The finding should be the basis for patients with the condition having a frank, in-detail, all-aspects-and-risks discussion regarding the procedure in question — about whether to opt for the simpler breakthrough or choose surgical aortic valve replacement, which is more invasive and has a longer recovery time.
It also isn’t unreasonable to question whether some insurers might someday — if they haven’t already done so, in some instances — discourage the more invasive option simply because of its presumably higher cost, even if that were the physician-recommended option based on the patient’s age and other physical and health circumstances.
The breakthrough heart procedure in question is transcatheter aortic valve replacement, or TAVR, which the Wall Street Journal, in a lengthy article in its April 25-26 edition, pointed out comes with what the newspaper called “risky tradeoffs.”
Two paragraphs in the Journal’s article can be judged of particular importance to individuals possibly facing a decision regarding TAVR. They are as follows:
“TAVR was approved in 2011 for frail, older patients unlikely to withstand surgery — people with no more than a few years left to live. The Food and Drug Administration later approved it for healthier patients at intermediate and low risk of dying from surgery.
“Yet there’s limited research on how long the valves might last.
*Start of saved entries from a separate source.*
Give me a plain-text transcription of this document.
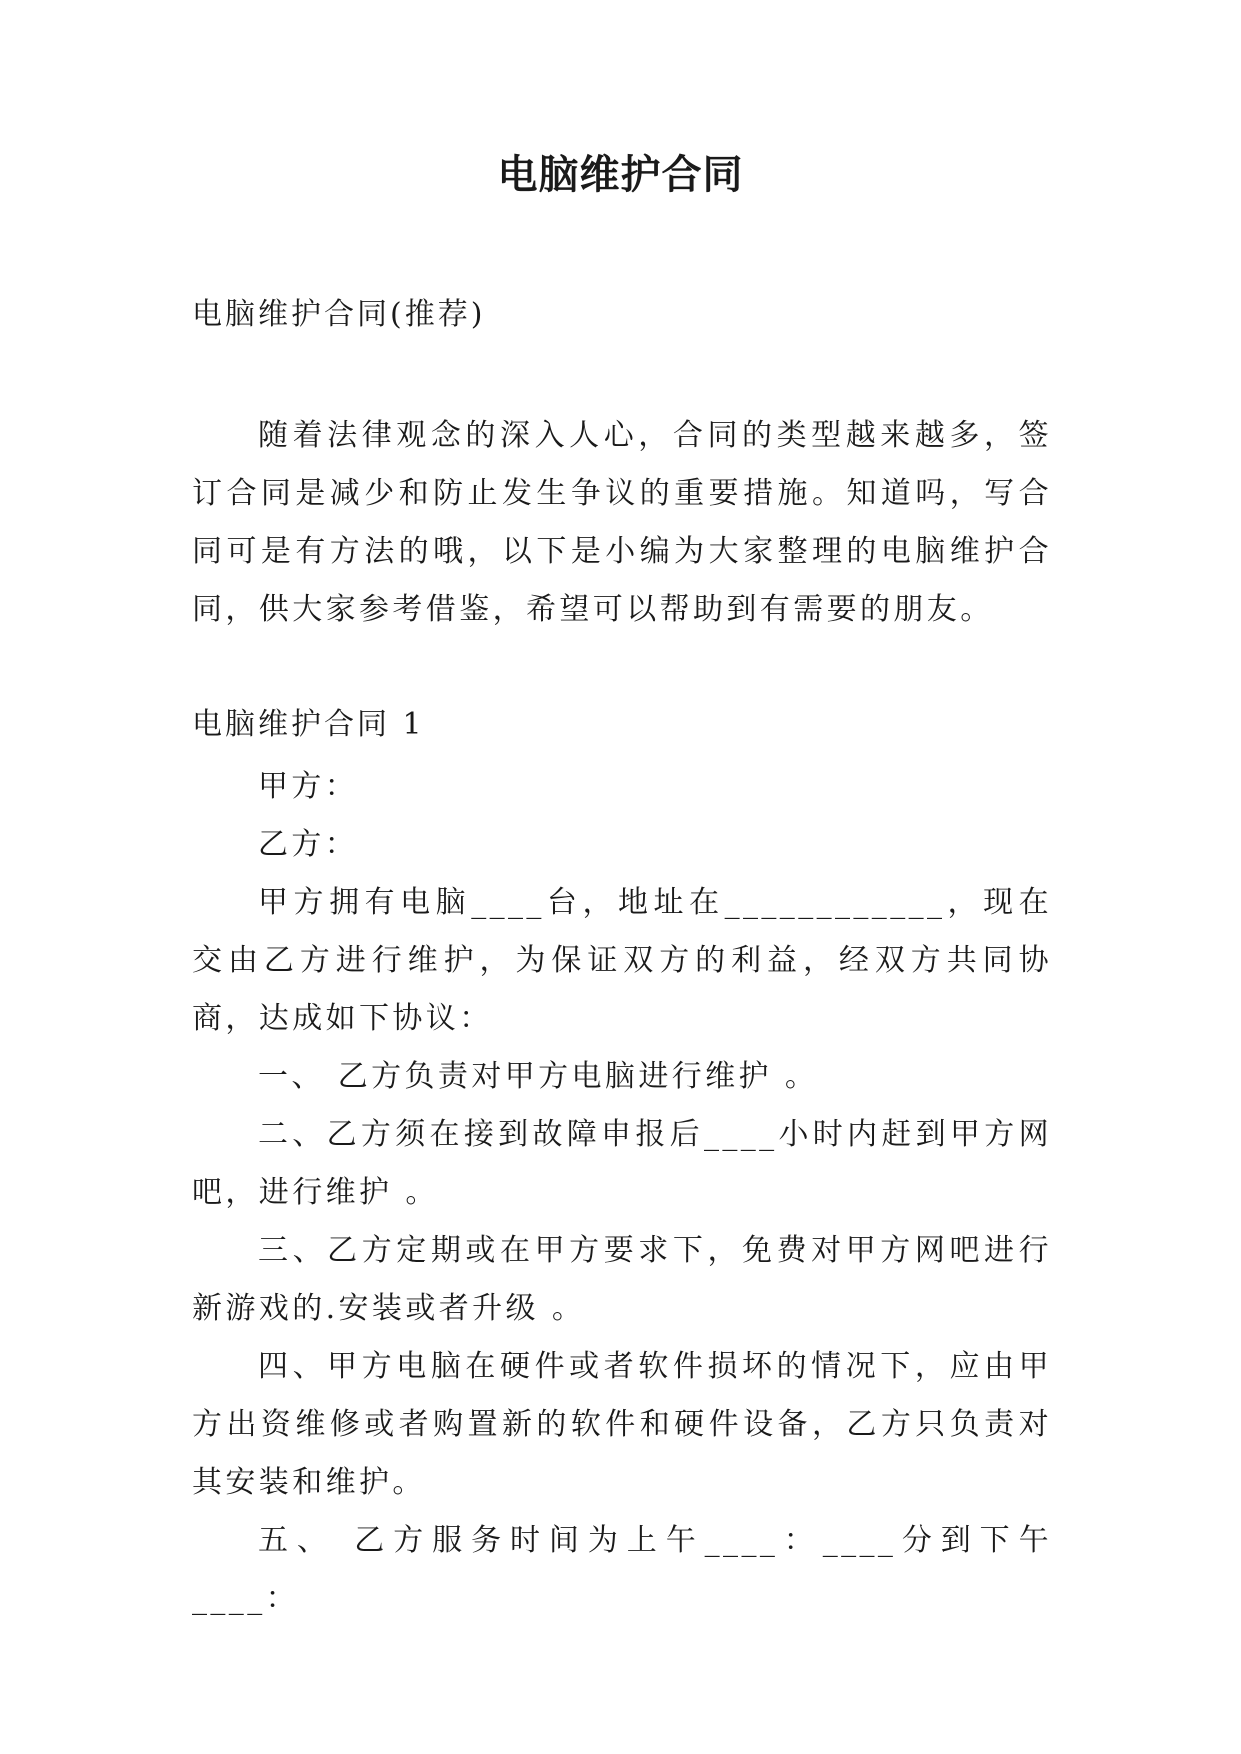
电脑维护合同
电脑维护合同(推荐)

随着法律观念的深入人心，合同的类型越来越多，签订合同是减少和防止发生争议的重要措施。知道吗，写合同可是有方法的哦，以下是小编为大家整理的电脑维护合同，供大家参考借鉴，希望可以帮助到有需要的朋友。

电脑维护合同 1

甲方：

乙方：

甲方拥有电脑____台，地址在____________，现在交由乙方进行维护，为保证双方的利益，经双方共同协商，达成如下协议：

一、 乙方负责对甲方电脑进行维护 。

二、乙方须在接到故障申报后____小时内赶到甲方网吧，进行维护 。

三、乙方定期或在甲方要求下，免费对甲方网吧进行新游戏的.安装或者升级 。

四、甲方电脑在硬件或者软件损坏的情况下，应由甲方出资维修或者购置新的软件和硬件设备，乙方只负责对其安装和维护。

五、 乙方服务时间为上午____：____分到下午____：
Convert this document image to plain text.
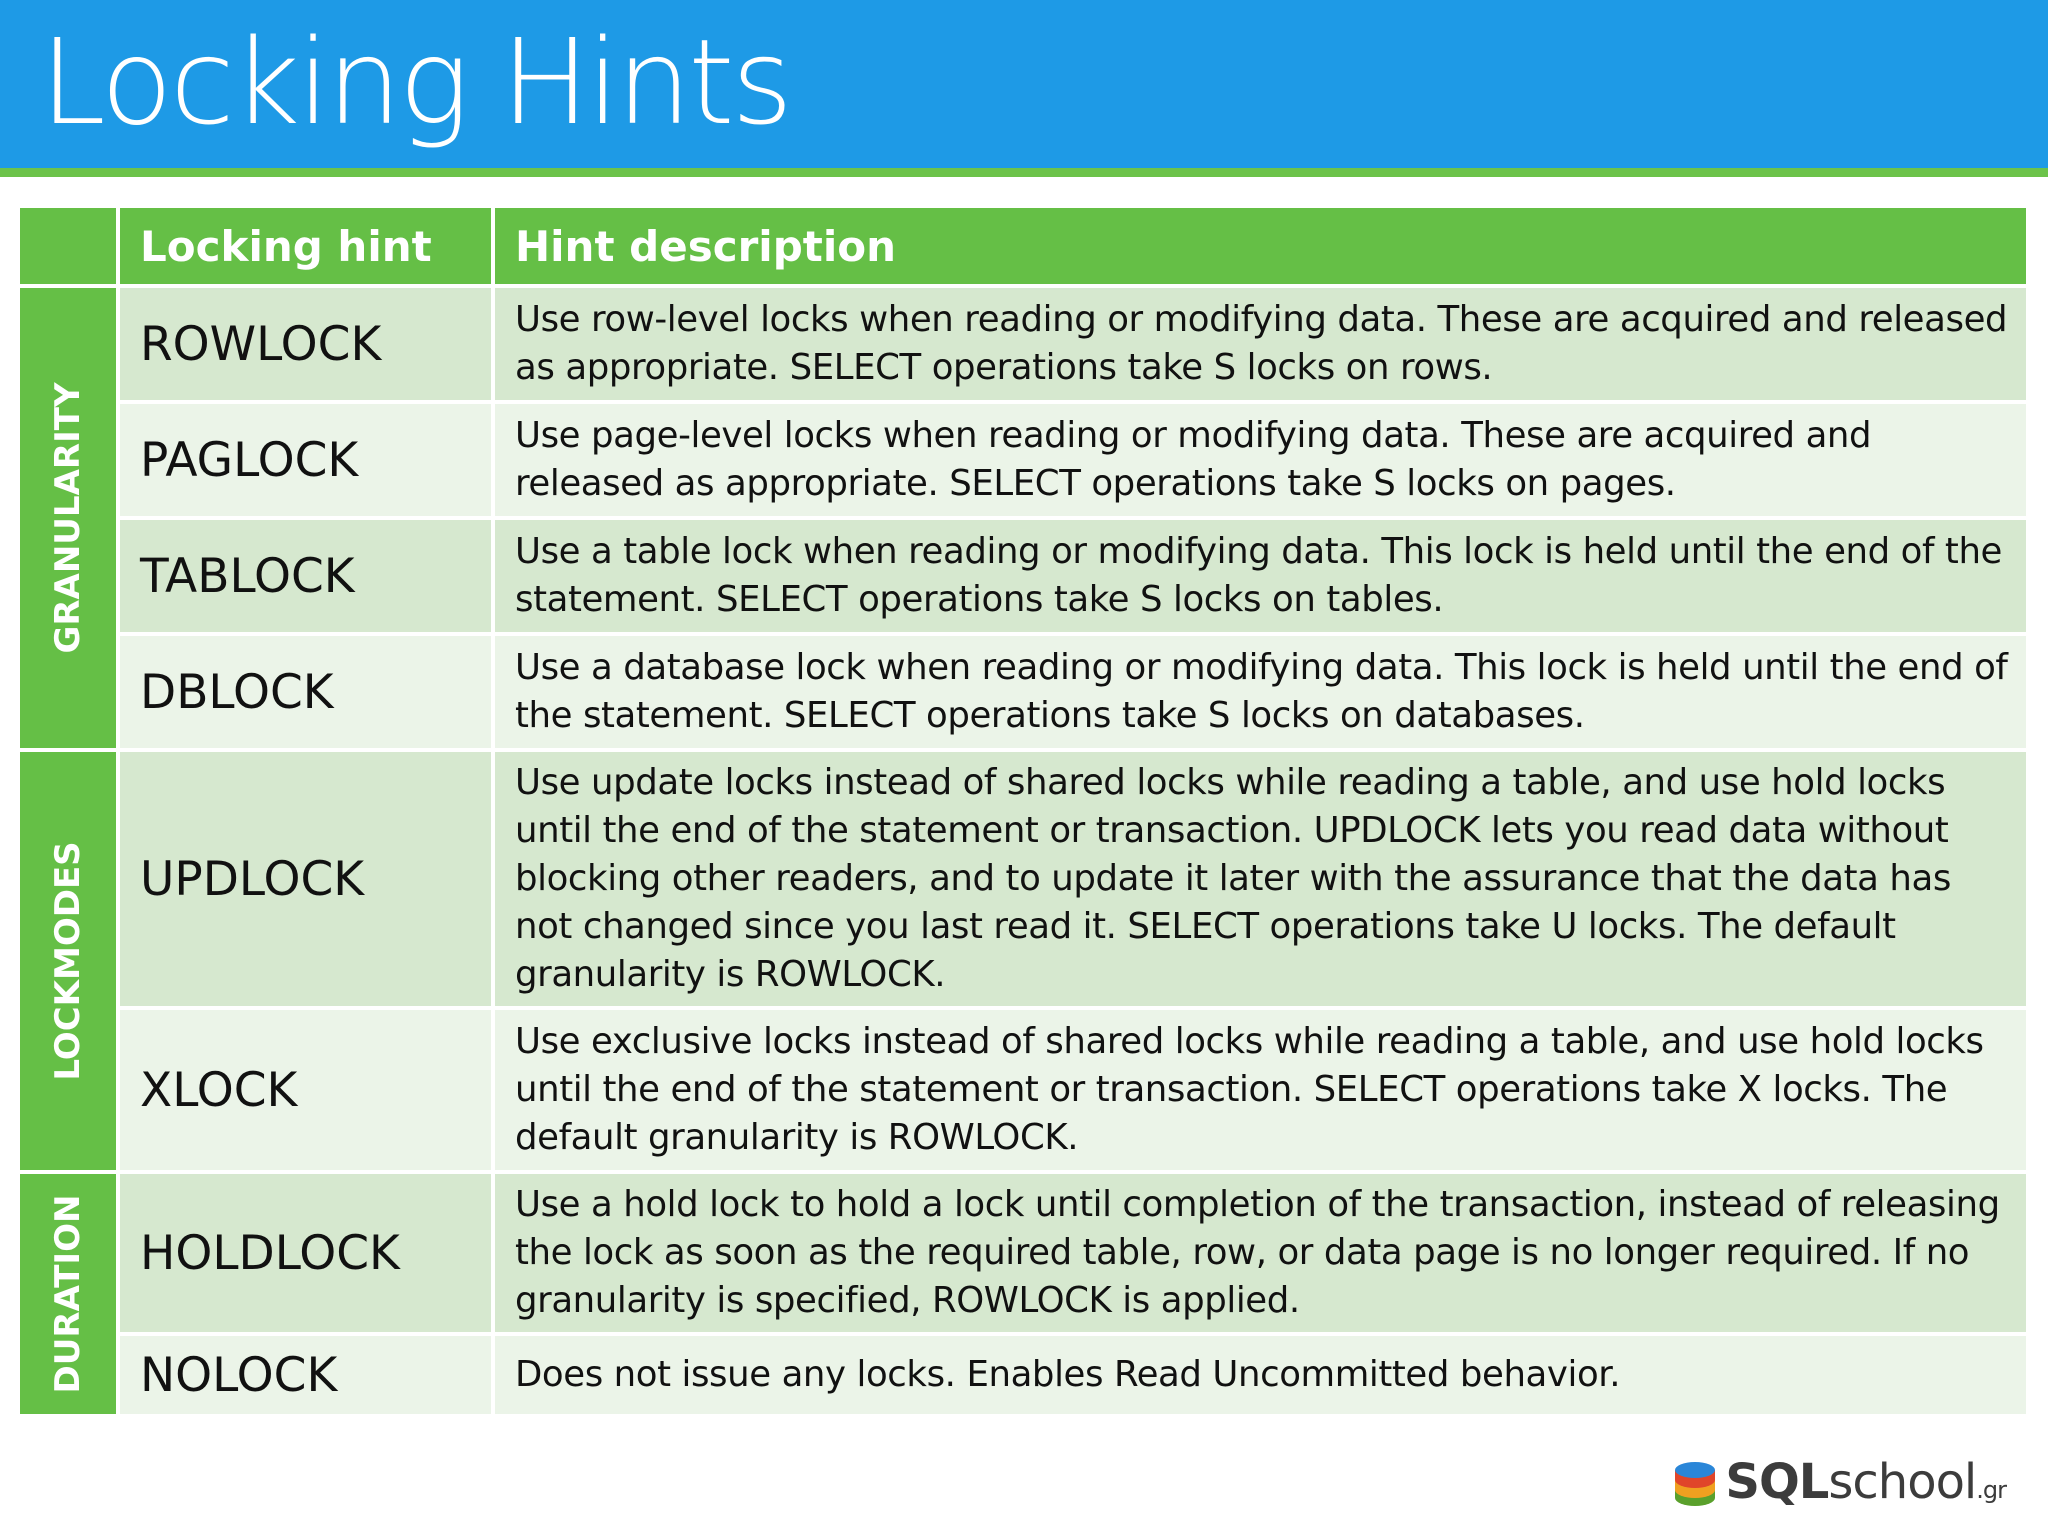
Locking Hints
	Locking hint	Hint description

GRANULARITY	ROWLOCK	Use row-level locks when reading or modifying data. These are acquired and released as appropriate. SELECT operations take S locks on rows.
	PAGLOCK	Use page-level locks when reading or modifying data. These are acquired and released as appropriate. SELECT operations take S locks on pages.
	TABLOCK	Use a table lock when reading or modifying data. This lock is held until the end of the statement. SELECT operations take S locks on tables.
	DBLOCK	Use a database lock when reading or modifying data. This lock is held until the end of the statement. SELECT operations take S locks on databases.

LOCKMODES	UPDLOCK	Use update locks instead of shared locks while reading a table, and use hold locks until the end of the statement or transaction. UPDLOCK lets you read data without blocking other readers, and to update it later with the assurance that the data has not changed since you last read it. SELECT operations take U locks. The default granularity is ROWLOCK.
	XLOCK	Use exclusive locks instead of shared locks while reading a table, and use hold locks until the end of the statement or transaction. SELECT operations take X locks. The default granularity is ROWLOCK.

DURATION	HOLDLOCK	Use a hold lock to hold a lock until completion of the transaction, instead of releasing the lock as soon as the required table, row, or data page is no longer required. If no granularity is specified, ROWLOCK is applied.
	NOLOCK	Does not issue any locks. Enables Read Uncommitted behavior.
SQLschool.gr
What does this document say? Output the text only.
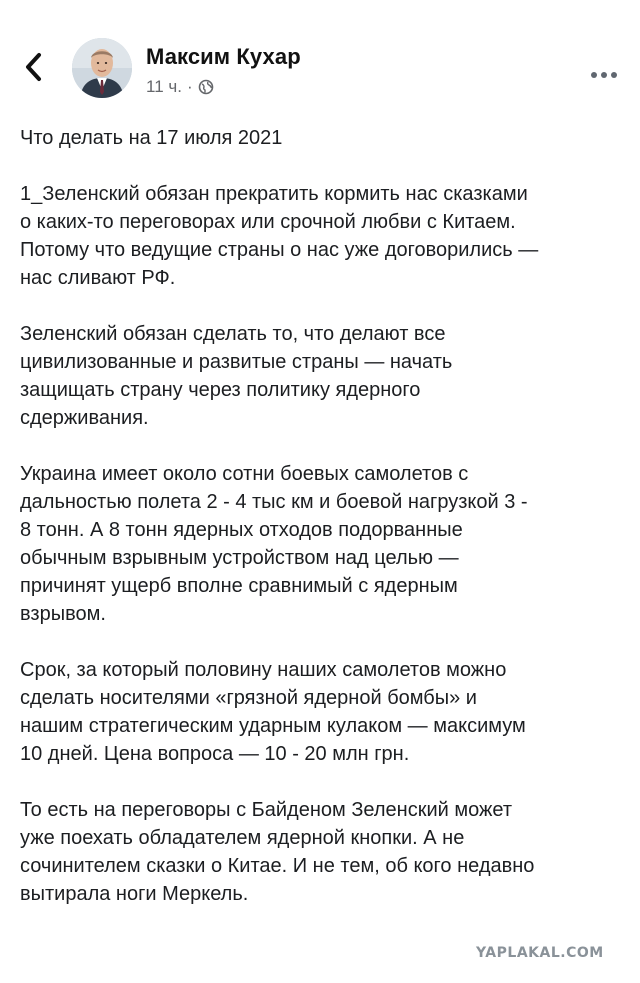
Максим Кухар
11 ч. ·
Что делать на 17 июля 2021
1_Зеленский обязан прекратить кормить нас сказками
о каких-то переговорах или срочной любви с Китаем.
Потому что ведущие страны о нас уже договорились —
нас сливают РФ.
Зеленский обязан сделать то, что делают все
цивилизованные и развитые страны — начать
защищать страну через политику ядерного
сдерживания.
Украина имеет около сотни боевых самолетов с
дальностью полета 2 - 4 тыс км и боевой нагрузкой 3 -
8 тонн. А 8 тонн ядерных отходов подорванные
обычным взрывным устройством над целью —
причинят ущерб вполне сравнимый с ядерным
взрывом.
Срок, за который половину наших самолетов можно
сделать носителями «грязной ядерной бомбы» и
нашим стратегическим ударным кулаком — максимум
10 дней. Цена вопроса — 10 - 20 млн грн.
То есть на переговоры с Байденом Зеленский может
уже поехать обладателем ядерной кнопки. А не
сочинителем сказки о Китае. И не тем, об кого недавно
вытирала ноги Меркель.
YAPLAKAL.COM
And as TAVR has become more widely used among younger and healthier people, some are finding that their valves don’t work as well or last as long as they hoped. The procedure they thought would spare them a complicated surgery leads some to the operating table anyway.”
The article notes later that some patients experiencing TAVR failure end up requiring an “explant,” which the Journal described as a complex surgery, not without risk, to remove the original aortic valve along with the TAVR valve and sew in a new surgical one.
The TAVR procedure involves doctors making a small puncture in an artery, usually in the groin, and feeding a catheter up into the patient’s heart. Next, a replacement valve, encased in a metal frame, is guided to the aortic valve. Finally, the procedure, which typically takes one or two hours, involves expanding the metal frame, pushing aside the old valve and sealing the replacement valve in place.
Patients usually go home in one or two days, not having experienced the physical and emotional trauma of open-heart surgery, which can involve months of recovery time.
Dr. Vinay Badhwar, president of the Society of Thoracic Surgeons and executive chair of the West Virginia University Heart & Vascular Institute, was quoted in the Journal as saying “our focus must be on the optimal long-term outcome.”
For the lives of many, that focus also must involve plenty of right decisions guided by caution and reality, not by haste alone.